Today there are only a handful of reminders of this once thriving community, the most important being the community cemetery. Standing on a knoll amongst black walnut trees overlooking the Mahanes Farm to the west and Great Run to the south, the cemetery has numerous uninscribed fieldstones. Two engraved headstones mark the burials of Isaac Brown and his wife, Laura James Brown. The cemetery is laid out in roughly three long rows with burials oriented in the east-west direction. A visual assessment of the cemetery indicates that there are roughly 25 marked burials but likely upwards of 50 burials due to the number of unmarked depressions. Based on death records information, the cemetery was likely active from the mid-1870s, with the death of Walker Cobler in 1876, until the 1930s. It is believed that most of Cobler-James,  Baylor and Ann Johnson, and Carpenter families are buried here.

Recognizing these unique histories and preserving these important places are a crucial part of telling the full American story.

The cemetery is owned today by Judy Mahanes, part of a larger 168-acre farm, which has been in her family since the 1890s. Her farm includes part of the land originally owned by the Baylor and Ann Johnson family, which remained in the Johnson family into the 1950s. In 2013, Judy placed her farm into a conservation easement, held by The Piedmont Environmental Council, which will permanently protect the land and includes a special provision protecting the cemetery and its funerary markers.

Judy’s commitment to protecting her farm and the cemetery on it is an important step in identifying, documenting and preserving important historic sites across the state, which tell the story of historically under-represented and marginalized communities.
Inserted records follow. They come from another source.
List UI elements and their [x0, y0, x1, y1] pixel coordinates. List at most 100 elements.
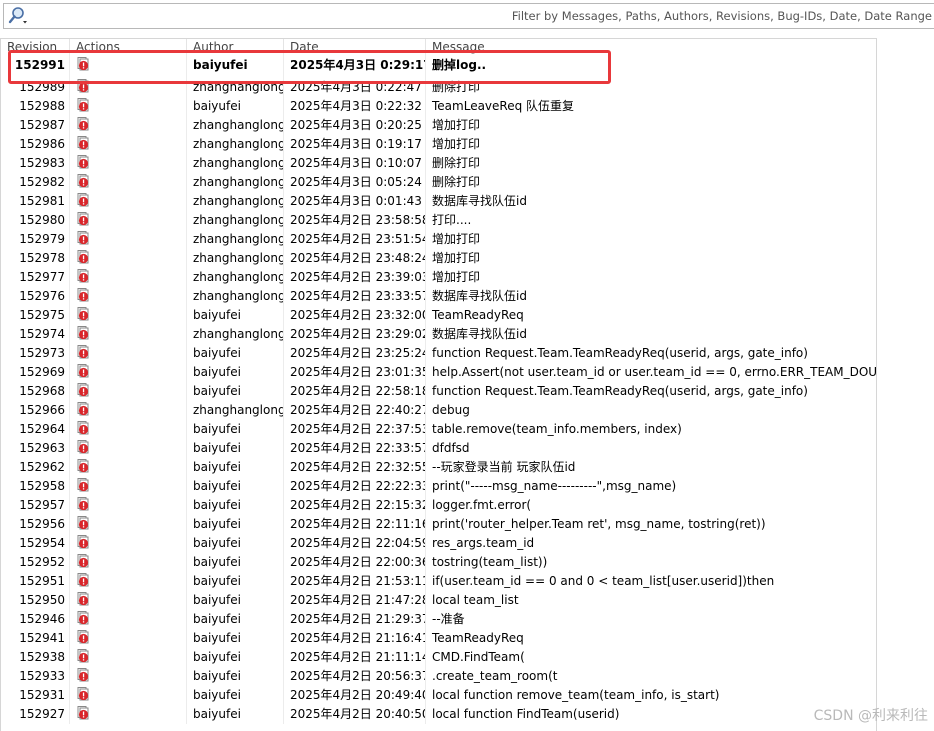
revision-cell: 152938 [1, 648, 70, 667]
table-row[interactable]: 152988 baiyufei 2025年4月3日 0:22:32 TeamLeave… [1, 97, 876, 116]
revision-cell: 152954 [1, 534, 70, 553]
revision-cell: 152962 [1, 458, 70, 477]
message-cell: tostring(team_list)) [432, 555, 548, 569]
revision-cell: 152951 [1, 572, 70, 591]
table-row[interactable]: 152983 zhanghanglong 2025年4月3日 0:10:07 删除打印 [1, 154, 876, 173]
actions-cell [70, 268, 187, 287]
date-cell: 2025年4月3日 0:05:24 [284, 173, 426, 192]
table-row[interactable]: 152975 baiyufei 2025年4月2日 23:32:00 TeamRead… [1, 306, 876, 325]
date-cell: 2025年4月3日 0:01:43 [284, 192, 426, 211]
table-row[interactable]: 152991 baiyufei 2025年4月3日 0:29:17 删掉log.. [1, 51, 876, 78]
modified-action-icon [77, 478, 89, 492]
actions-cell [70, 78, 187, 97]
table-row[interactable]: 152956 baiyufei 2025年4月2日 22:11:16 print('r… [1, 515, 876, 534]
revision-list[interactable]: Revision Actions Author Date Message 152… [0, 38, 877, 731]
author-cell: baiyufei [187, 648, 284, 667]
table-row[interactable]: 152987 zhanghanglong 2025年4月3日 0:20:25 增加打印 [1, 116, 876, 135]
table-row[interactable]: 152986 zhanghanglong 2025年4月3日 0:19:17 增加打印 [1, 135, 876, 154]
revision-cell: 152977 [1, 268, 70, 287]
message-cell: 数据库寻找队伍id [432, 289, 527, 303]
table-row[interactable]: 152938 baiyufei 2025年4月2日 21:11:14 CMD.Fin… [1, 648, 876, 667]
table-row[interactable]: 152989 zhanghanglong 2025年4月3日 0:22:47 删除打印 [1, 78, 876, 97]
message-cell: 数据库寻找队伍id [432, 327, 527, 341]
message-cell: local function FindTeam(userid) [432, 707, 620, 721]
table-row[interactable]: 152981 zhanghanglong 2025年4月3日 0:01:43 数据库寻… [1, 192, 876, 211]
modified-action-icon [77, 459, 89, 473]
revision-cell: 152986 [1, 135, 70, 154]
filter-input[interactable] [32, 6, 932, 26]
message-cell: dfdfsd [432, 441, 470, 455]
revision-cell: 152963 [1, 439, 70, 458]
table-row[interactable]: 152952 baiyufei 2025年4月2日 22:00:36 tostrin… [1, 553, 876, 572]
message-cell: .create_team_room(t [432, 669, 558, 683]
author-cell: baiyufei [187, 572, 284, 591]
table-row[interactable]: 152963 baiyufei 2025年4月2日 22:33:57 dfdfsd [1, 439, 876, 458]
author-cell: baiyufei [187, 97, 284, 116]
revision-cell: 152988 [1, 97, 70, 116]
table-row[interactable]: 152933 baiyufei 2025年4月2日 20:56:37 .create_… [1, 667, 876, 686]
table-row[interactable]: 152950 baiyufei 2025年4月2日 21:47:28 local te… [1, 591, 876, 610]
filter-bar [3, 3, 934, 29]
table-row[interactable]: 152977 zhanghanglong 2025年4月2日 23:39:03 增加打… [1, 268, 876, 287]
author-cell: zhanghanglong [187, 211, 284, 230]
actions-cell [70, 344, 187, 363]
table-row[interactable]: 152982 zhanghanglong 2025年4月3日 0:05:24 删除打印 [1, 173, 876, 192]
modified-action-icon [77, 98, 89, 112]
modified-action-icon [77, 497, 89, 511]
actions-cell [70, 420, 187, 439]
date-cell: 2025年4月2日 20:49:40 [284, 686, 426, 705]
message-cell: local function remove_team(team_info, is… [432, 688, 720, 702]
table-row[interactable]: 152978 zhanghanglong 2025年4月2日 23:48:24 增加打… [1, 249, 876, 268]
table-row[interactable]: 152957 baiyufei 2025年4月2日 22:15:32 logger.f… [1, 496, 876, 515]
modified-action-icon [77, 79, 89, 93]
table-row[interactable]: 152976 zhanghanglong 2025年4月2日 23:33:57 数据库… [1, 287, 876, 306]
table-row[interactable]: 152941 baiyufei 2025年4月2日 21:16:41 TeamRead… [1, 629, 876, 648]
revision-cell: 152991 [1, 51, 70, 78]
table-row[interactable]: 152962 baiyufei 2025年4月2日 22:32:55 --玩家登录当前… [1, 458, 876, 477]
author-cell: baiyufei [187, 51, 284, 78]
table-row[interactable]: 152927 baiyufei 2025年4月2日 20:40:50 local fu… [1, 705, 876, 724]
modified-action-icon [77, 155, 89, 169]
message-cell: help.Assert(not user.team_id or user.tea… [432, 365, 877, 379]
date-cell: 2025年4月2日 22:04:59 [284, 534, 426, 553]
message-cell: logger.fmt.error( [432, 498, 532, 512]
date-cell: 2025年4月2日 20:40:50 [284, 705, 426, 724]
table-row[interactable]: 152931 baiyufei 2025年4月2日 20:49:40 local fu… [1, 686, 876, 705]
modified-action-icon [77, 554, 89, 568]
table-row[interactable]: 152966 zhanghanglong 2025年4月2日 22:40:27 deb… [1, 401, 876, 420]
actions-cell [70, 572, 187, 591]
message-cell: print("-----msg_name---------",msg_name) [432, 479, 677, 493]
author-cell: baiyufei [187, 496, 284, 515]
table-row[interactable]: 152946 baiyufei 2025年4月2日 21:29:37 --准备 [1, 610, 876, 629]
revision-cell: 152952 [1, 553, 70, 572]
actions-cell [70, 439, 187, 458]
table-row[interactable]: 152968 baiyufei 2025年4月2日 22:58:18 function… [1, 382, 876, 401]
modified-action-icon [77, 231, 89, 245]
revision-cell: 152987 [1, 116, 70, 135]
date-cell: 2025年4月2日 22:32:55 [284, 458, 426, 477]
revision-cell: 152982 [1, 173, 70, 192]
author-cell: zhanghanglong [187, 230, 284, 249]
table-row[interactable]: 152969 baiyufei 2025年4月2日 23:01:35 help.Ass… [1, 363, 877, 382]
author-cell: baiyufei [187, 382, 284, 401]
table-row[interactable]: 152973 baiyufei 2025年4月2日 23:25:24 function… [1, 344, 876, 363]
table-row[interactable]: 152958 baiyufei 2025年4月2日 22:22:33 print("-… [1, 477, 876, 496]
table-row[interactable]: 152951 baiyufei 2025年4月2日 21:53:11 if(user.… [1, 572, 876, 591]
revision-cell: 152956 [1, 515, 70, 534]
search-icon[interactable] [7, 6, 29, 26]
table-row[interactable]: 152954 baiyufei 2025年4月2日 22:04:59 res_args… [1, 534, 876, 553]
message-cell: 增加打印 [432, 118, 481, 132]
table-row[interactable]: 152980 zhanghanglong 2025年4月2日 23:58:58 打印.… [1, 211, 876, 230]
modified-action-icon [77, 573, 89, 587]
revision-cell: 152969 [1, 363, 70, 382]
message-cell: table.remove(team_info.members, index) [432, 422, 682, 436]
table-row[interactable]: 152964 baiyufei 2025年4月2日 22:37:53 table.re… [1, 420, 876, 439]
date-cell: 2025年4月3日 0:19:17 [284, 135, 426, 154]
rows-container: 152991 baiyufei 2025年4月3日 0:29:17 删掉log.. 15… [1, 51, 877, 724]
date-cell: 2025年4月2日 22:22:33 [284, 477, 426, 496]
message-cell: 删除打印 [432, 175, 481, 189]
table-row[interactable]: 152974 zhanghanglong 2025年4月2日 23:29:02 数据库… [1, 325, 876, 344]
table-row[interactable]: 152979 zhanghanglong 2025年4月2日 23:51:54 增加打… [1, 230, 876, 249]
date-cell: 2025年4月2日 23:51:54 [284, 230, 426, 249]
revision-cell: 152968 [1, 382, 70, 401]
The story of Walker Cobler and Margaret Carpenter is an incredible one that deserves more attention, but these tales of remarkable people and their triumph against adversity can be found in communities across the state. Recognizing these unique histories and preserving these important places are a crucial part of telling the full American story.

This article was originally published in Madison Historical Society’s January, 2021 newsletter ‘Preserving Yesterday Enriches Tomorrow’


[1] Statistics derived from 1850 and 1860 US population census results for Madison County.

[2] Walker was not shown as owning real estate in the 1860 census, but George M Racer sold 10 acres of land to him on July 2, 1850 for $100. This deed was recorded in Madison County on September 1, 1851.

[3] Data compiled from the 1910 Census Abstract Supplement for Virginia, accessed at https://www2.census.gov/library/publications/decennial/1910/abstract/supplement-va.pdf.

[4] The 1910 census shows them as living children of Laura Brown and daughter Julia resided in the home with her parents. By 1919, when the estate of Isaac and Laura is in chancery proceedings, there are no immediate living heirs, so it is suspected that both children were deceased at that time.

[5] The chain of title for the Walker Cobler property is incomplete, but the land tax books for 1940 show that Zora Reid, Hamp Reid’s wife, sold the land to George Nelson in 1940.